Queensland Mental Health Commissioner Ivan Frkovic today welcomed the National Mental Health and Wellbeing Pandemic Response Plan as a vital step to help avert an immediate and ongoing mental health crisis.
Mr Frkovic said Queenslanders were under increased mental and emotional strain due to job and income loss, isolation and other stress factors.
“We’ve seen increased calls to crisis and suicide-prevention help lines such as Lifeline, Beyond Blue and Kids Helpline, and concerns about domestic violence and increased alcohol consumption,” he said.

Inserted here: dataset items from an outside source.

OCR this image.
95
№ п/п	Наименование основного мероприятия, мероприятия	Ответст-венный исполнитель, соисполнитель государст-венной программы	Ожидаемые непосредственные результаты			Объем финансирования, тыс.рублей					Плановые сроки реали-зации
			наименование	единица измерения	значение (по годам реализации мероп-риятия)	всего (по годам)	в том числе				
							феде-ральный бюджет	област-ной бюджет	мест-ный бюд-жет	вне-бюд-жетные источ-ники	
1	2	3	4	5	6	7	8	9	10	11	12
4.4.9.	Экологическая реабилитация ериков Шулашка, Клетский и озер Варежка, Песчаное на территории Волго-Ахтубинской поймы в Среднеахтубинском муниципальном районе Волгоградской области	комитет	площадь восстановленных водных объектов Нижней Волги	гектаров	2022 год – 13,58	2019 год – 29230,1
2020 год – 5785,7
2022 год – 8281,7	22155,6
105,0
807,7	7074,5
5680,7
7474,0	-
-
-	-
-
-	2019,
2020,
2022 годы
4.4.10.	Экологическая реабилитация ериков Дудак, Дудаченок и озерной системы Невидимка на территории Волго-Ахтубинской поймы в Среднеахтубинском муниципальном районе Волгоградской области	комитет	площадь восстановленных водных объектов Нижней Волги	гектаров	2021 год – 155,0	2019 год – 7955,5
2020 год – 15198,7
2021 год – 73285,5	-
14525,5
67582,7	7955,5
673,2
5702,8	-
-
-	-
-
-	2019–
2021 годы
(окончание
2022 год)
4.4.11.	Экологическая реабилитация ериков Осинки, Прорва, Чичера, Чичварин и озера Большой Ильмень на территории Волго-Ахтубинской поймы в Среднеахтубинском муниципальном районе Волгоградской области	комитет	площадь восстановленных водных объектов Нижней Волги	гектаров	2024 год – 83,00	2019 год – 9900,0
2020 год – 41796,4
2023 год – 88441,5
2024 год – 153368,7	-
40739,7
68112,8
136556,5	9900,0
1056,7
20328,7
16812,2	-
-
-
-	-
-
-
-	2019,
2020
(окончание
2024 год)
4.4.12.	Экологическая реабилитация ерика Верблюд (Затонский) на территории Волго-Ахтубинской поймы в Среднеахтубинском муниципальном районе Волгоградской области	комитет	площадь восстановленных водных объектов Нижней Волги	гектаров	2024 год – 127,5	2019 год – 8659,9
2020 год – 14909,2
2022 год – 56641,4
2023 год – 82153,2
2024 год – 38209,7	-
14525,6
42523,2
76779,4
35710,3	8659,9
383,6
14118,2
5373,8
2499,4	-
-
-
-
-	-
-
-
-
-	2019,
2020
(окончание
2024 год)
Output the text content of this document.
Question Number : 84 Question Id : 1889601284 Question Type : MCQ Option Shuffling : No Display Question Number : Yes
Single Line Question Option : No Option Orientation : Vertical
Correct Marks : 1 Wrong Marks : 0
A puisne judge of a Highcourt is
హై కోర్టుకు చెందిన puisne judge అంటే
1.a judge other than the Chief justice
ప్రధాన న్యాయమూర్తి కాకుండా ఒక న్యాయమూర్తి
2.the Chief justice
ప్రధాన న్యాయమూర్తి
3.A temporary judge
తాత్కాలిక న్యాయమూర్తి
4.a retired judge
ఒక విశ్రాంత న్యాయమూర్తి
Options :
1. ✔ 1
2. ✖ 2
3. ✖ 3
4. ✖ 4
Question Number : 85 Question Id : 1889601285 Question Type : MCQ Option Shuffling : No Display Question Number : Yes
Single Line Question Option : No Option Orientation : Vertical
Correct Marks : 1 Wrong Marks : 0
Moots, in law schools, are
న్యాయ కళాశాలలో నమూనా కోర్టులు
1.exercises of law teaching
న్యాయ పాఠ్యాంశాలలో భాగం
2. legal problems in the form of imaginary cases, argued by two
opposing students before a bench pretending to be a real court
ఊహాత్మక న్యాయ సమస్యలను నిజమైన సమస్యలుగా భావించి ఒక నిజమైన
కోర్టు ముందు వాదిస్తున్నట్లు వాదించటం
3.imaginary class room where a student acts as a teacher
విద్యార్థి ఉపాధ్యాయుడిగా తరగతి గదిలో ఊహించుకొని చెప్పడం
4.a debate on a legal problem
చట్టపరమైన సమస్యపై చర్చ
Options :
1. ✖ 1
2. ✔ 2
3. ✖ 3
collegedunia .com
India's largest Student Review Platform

“This national plan aims to ensure the mental wellbeing of all Australians is protected during and after the pandemic.
“Everyone’s mental wellbeing is a sliding scale – it’s not static – and shifts according to stressors.
“We need to reach people as early as possible to ensure their current distress doesn’t increase the risk of mental ill-health and suicide.”
He stressed the importance of immediate action supported by a dedicated ongoing commitment.
“This plan builds on initial allocations by the Qld and federal governments and identifies evidence-based areas for immediate attention.
“The task is enormous, as the mental health system has to maintain normal services in difficult conditions while also working to manage and meet increases in demand.”
Mr Frkovic welcomed the plan’s focus on improved integration of public, private and non-government mental health services, and stronger collaboration and coordination across the states and Commonwealth.
“We need to form a cohesive system where those in need don’t fall through service gaps.”
He said he supported the plan’s focus on strengthening community-based mental health care as an urgent and immediate action.
“We must continue to develop the community mental health system to ensure it can respond before people need emergency care and inpatient treatment,” Mr Frkovic said.
“This includes helping people self-manage and building individual and community resilience, but we must ensure services are available and accessible to meet all levels of need.
“People living with severe and complex mental illness need access to ongoing high-quality community-based care and acute care when and where they need it.
“The mental health sector has already increased digital and telehealth services that are essential in a state as decentralised as Queensland.
“But such services won’t meet everyone’s needs, as people across Queensland face issues around access to smart technology and reliable internet connection,” he said.